This book does not pretend to be an exhaustive study of Filipino nationalism in the period before the outbreak of the Revolution, as it focuses its attention on the European scene, not on the penetration of nationalist ideals in the Philippines, nor the activities and organizatinos at home which took their inspiration from the Propagandists abroad.
Given the conditions of Philippine society then, the effective contact with European liberalism and nationalism and fruitful cross-fertilization towards a Filipino nationalist ideology were bound to take place largely outside the Philippines.
Yet, the ultimate steps, as Rizal came to realize, and Andres Bonifacio was to prove, had to be taken in the Philippines. Without the work of the Propagandists, without the laborious efforts to formulate and express their ideals, without their success in giving form to the nationalist ideal in the minds of many back home, however, there could have been a revolt in 1896, but there would not have been the Revolution. For a revolution presupposes a people with a consciousness of its own identity and unity as a nation. The creation of that sense of national self-identity was the work of the Propaganda Movement.
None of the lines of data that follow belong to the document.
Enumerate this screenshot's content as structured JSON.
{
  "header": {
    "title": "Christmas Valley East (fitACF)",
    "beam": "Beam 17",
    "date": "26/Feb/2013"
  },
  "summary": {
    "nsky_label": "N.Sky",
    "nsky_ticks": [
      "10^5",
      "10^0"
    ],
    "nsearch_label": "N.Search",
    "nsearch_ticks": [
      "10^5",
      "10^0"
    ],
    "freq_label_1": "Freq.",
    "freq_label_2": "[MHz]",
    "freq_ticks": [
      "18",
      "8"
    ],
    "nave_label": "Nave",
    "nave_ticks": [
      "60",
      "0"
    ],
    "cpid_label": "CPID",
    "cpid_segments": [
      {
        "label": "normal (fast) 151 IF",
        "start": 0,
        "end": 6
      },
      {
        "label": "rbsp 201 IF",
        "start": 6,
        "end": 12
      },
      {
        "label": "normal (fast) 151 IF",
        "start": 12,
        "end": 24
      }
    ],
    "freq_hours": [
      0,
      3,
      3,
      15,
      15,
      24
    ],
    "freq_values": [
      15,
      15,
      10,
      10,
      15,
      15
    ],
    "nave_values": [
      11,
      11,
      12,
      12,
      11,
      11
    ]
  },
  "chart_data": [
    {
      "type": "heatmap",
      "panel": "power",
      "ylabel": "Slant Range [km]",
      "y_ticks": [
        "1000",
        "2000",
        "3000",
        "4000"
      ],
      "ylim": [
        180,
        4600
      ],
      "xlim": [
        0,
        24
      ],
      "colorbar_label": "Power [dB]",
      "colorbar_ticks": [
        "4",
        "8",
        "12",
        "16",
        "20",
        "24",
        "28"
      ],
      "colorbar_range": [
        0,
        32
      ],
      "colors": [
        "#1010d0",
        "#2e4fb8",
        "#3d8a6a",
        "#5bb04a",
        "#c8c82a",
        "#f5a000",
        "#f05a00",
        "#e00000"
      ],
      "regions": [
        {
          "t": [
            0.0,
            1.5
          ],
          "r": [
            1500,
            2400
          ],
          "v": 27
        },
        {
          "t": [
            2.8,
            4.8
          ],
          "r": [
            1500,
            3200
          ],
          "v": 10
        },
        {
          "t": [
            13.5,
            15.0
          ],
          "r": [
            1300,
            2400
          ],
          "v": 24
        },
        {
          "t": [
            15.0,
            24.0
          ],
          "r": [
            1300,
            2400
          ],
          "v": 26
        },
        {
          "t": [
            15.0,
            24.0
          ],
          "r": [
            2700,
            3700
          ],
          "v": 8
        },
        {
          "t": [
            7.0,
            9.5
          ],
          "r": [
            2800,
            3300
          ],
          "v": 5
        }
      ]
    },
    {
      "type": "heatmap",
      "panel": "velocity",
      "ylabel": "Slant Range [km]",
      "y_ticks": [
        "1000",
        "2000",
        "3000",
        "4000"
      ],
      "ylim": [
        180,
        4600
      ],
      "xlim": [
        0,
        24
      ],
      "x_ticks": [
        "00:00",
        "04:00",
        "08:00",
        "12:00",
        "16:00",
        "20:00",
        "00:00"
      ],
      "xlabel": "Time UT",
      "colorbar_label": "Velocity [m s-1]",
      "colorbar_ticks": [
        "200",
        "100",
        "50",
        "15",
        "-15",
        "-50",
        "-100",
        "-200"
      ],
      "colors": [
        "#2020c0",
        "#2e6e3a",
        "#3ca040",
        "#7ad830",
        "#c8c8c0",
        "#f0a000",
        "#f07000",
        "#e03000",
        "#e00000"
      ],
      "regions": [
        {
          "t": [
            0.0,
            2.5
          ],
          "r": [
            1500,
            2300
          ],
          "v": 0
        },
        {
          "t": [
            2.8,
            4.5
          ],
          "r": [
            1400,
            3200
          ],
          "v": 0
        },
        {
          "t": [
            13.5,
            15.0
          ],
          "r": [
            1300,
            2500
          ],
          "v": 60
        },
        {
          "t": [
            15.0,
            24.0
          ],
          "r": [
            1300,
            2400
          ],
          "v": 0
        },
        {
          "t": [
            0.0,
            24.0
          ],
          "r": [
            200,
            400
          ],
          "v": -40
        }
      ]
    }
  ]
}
(Caveat: once again reading a history book for literary and aesthetic value.) What The Reverend Fr. Schumacher lacks in style and mastery in effective storytelling is more than made up for by a) his historical analysis, and more importantly, b) the specters and voices of del Pilar and Rizal — the reader can project their own dose of dramatic vitality on this text, once they allow the Rizalista-Pilarista love-hate affair to unfold in the theater of their minds, notwithstanding Fr. Schumacher’s starchy-stiff and dispassionate erudition. The priest has an unintentionally humorous tic of absolving the Jesuits from the onslaught of historical judgment every chance he gets, and one is pressed to oblige and agree; a sanguine touch in an otherwise phlegmatic account. Plod through the first 80% of the work to get to the closing chapters, which reveal the aesthetic merits of del Pilar and Rizal’s personas shine through their quoted letters (together with the tetchy Antonio Luna, Ponce the Horatio to Plaridel’s Hamlet, and the petulant Lopez Jaena, the only dramatically interesting character in all these grave, somber proceedings) — imagine them not as the subjects of a historian’s cold writing, but as tragic figures in a poignant, crushing drama of men sacrificing their lives for a thankless, amnesiac nation.